Serba Dinamik’s share price has fallen as much as 80% in the fifth week since the audit issue first came up on May 25. Last week, group CEO and largest shareholder Datuk Mohd Abdul Karim Abdullah had to pare down his stake owing to forced selling, which saw his shareholding reduced to 21.59% as at June 29, from 27% previously.
In the same week, the Employees Provident Fund (EPF) became the second institutional fund after Kumpulan Wang Persaraan (Diperbadankan) (KWAP) to cease being a substantial shareholder in the company, having disposed of a stake of more than 5% since May 25.
The oil and gas services group filed a suit against KPMG on June 22, citing negligence, breach of contract and breach of statutory duty owing to failure to complete its audit for the financial year ended Dec 31, 2020 (FY2020), and its handling of the audit issues with the company and the regulators.
“The defendant (KPMG), without completing the audit exercise and without knowing conclusively the status of the required confirmations decided to invoke Section 320 of the Capital Markets and Services Act 2007 to whistle-blow on the Plaintiff (Serba Dinamik) to the Securities Commission, which led to the raid on the Plaintiff’s premises,” Serba Dinamik said in its statement of claim against KPMG.
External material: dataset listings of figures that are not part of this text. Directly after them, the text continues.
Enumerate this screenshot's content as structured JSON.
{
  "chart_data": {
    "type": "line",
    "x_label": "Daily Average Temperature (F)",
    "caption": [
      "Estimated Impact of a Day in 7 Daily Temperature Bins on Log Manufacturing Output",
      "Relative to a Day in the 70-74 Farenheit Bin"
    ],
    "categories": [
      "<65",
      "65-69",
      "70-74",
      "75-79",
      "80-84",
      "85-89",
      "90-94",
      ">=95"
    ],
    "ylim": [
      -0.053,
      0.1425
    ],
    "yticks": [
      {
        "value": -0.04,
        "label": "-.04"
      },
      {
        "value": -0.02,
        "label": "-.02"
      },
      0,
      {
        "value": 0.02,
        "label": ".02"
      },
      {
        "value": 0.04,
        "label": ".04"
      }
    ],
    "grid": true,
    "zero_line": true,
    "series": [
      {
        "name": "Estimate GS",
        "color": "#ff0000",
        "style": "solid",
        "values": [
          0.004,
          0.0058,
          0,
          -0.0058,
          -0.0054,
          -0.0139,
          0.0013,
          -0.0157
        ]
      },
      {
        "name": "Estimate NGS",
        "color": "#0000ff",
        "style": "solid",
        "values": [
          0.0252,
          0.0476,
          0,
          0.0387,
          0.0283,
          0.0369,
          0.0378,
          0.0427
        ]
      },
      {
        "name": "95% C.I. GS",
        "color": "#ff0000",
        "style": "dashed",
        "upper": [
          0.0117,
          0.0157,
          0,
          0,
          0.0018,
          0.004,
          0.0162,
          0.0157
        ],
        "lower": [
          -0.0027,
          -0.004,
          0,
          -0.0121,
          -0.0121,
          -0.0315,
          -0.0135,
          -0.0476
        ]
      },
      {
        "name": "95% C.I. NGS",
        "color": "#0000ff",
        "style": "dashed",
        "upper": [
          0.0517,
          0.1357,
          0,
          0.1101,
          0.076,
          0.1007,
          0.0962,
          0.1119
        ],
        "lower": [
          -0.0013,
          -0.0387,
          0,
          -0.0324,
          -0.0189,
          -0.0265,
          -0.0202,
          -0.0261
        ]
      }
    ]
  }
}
As KPMG had not formed a professional opinion as required under Section 320(1) of the CMSA that Serba Dinamik had breached the securities law, the auditor did not report to the SC in good faith and in the intended performance of its duty, Serba Dinamik added.
It is particularly because regulators will act on auditors’ recommendations that the latter should have to form its professional opinion before whistle-blowing, the company argued.
Hence, KPMG had breached the contract by failing to conduct itself in a professional manner, and breached the statutory duty by reporting the red flags to the SC “without cause”, it said.
Serba Dinamik also claimed that KPMG’s act of halting the audit process pending the independent review was negligent, as the audit matters “could be dealt with” by KPMG following the company’s explanations on May 6. The auditor did not respond to the clarifications up until the suit, it said.
KPMG has since resigned as the external auditor, citing the suit as having compromised its ability to independently continue the audit engagement and discharge its professional duties as auditor of the company.
The episode led to the resignation of four independent directors in protest against the KPMG suit on June 25, while another newly appointed independent director, Maslina Zaid, also resigned the same day, citing personal matters.
At an interview with The Edge last week, however, newly appointed independent director Johan Mohamed Ishak said only two of the directors who left had voted against filing the suit against KPMG. There were also many opportunities given to them to express any concerns, he added.
At the same interview, Mohd Karim again addressed concerns about Serba Dinamik’s financials (see “Ballooning books due to nature of businesss, pace of growth”) and contracts.
“In the African continent, we have made very successful inroads. We are competing head-on with companies from China, which come in with their financing packages in all their projects. So it is quite a challenging environment.
“And of course, we have been in the Middle East for more than 20 years,” he said.
“Again, there were quite a lot of smear allegations, for example, the Block 7 Innovation Hub, which people allege is a ‘left-pocket, right pocket’ deal, which is totally untrue.
“I put up a challenge to invite anybody to go over there any time. We will bring them to the sites, let them speak to the authorities and meet up with all the relevant people.”
In the meantime, Serba Dinamik has to appoint three more independent directors to meet the required board composition. The company currently has four non-independent and two independent directors — Johan and group chairman Datuk Mohamed Ilyas Pakeer Mohamed. The board has yet to appoint members for a new nomination and remuneration committee following last month’s resignations.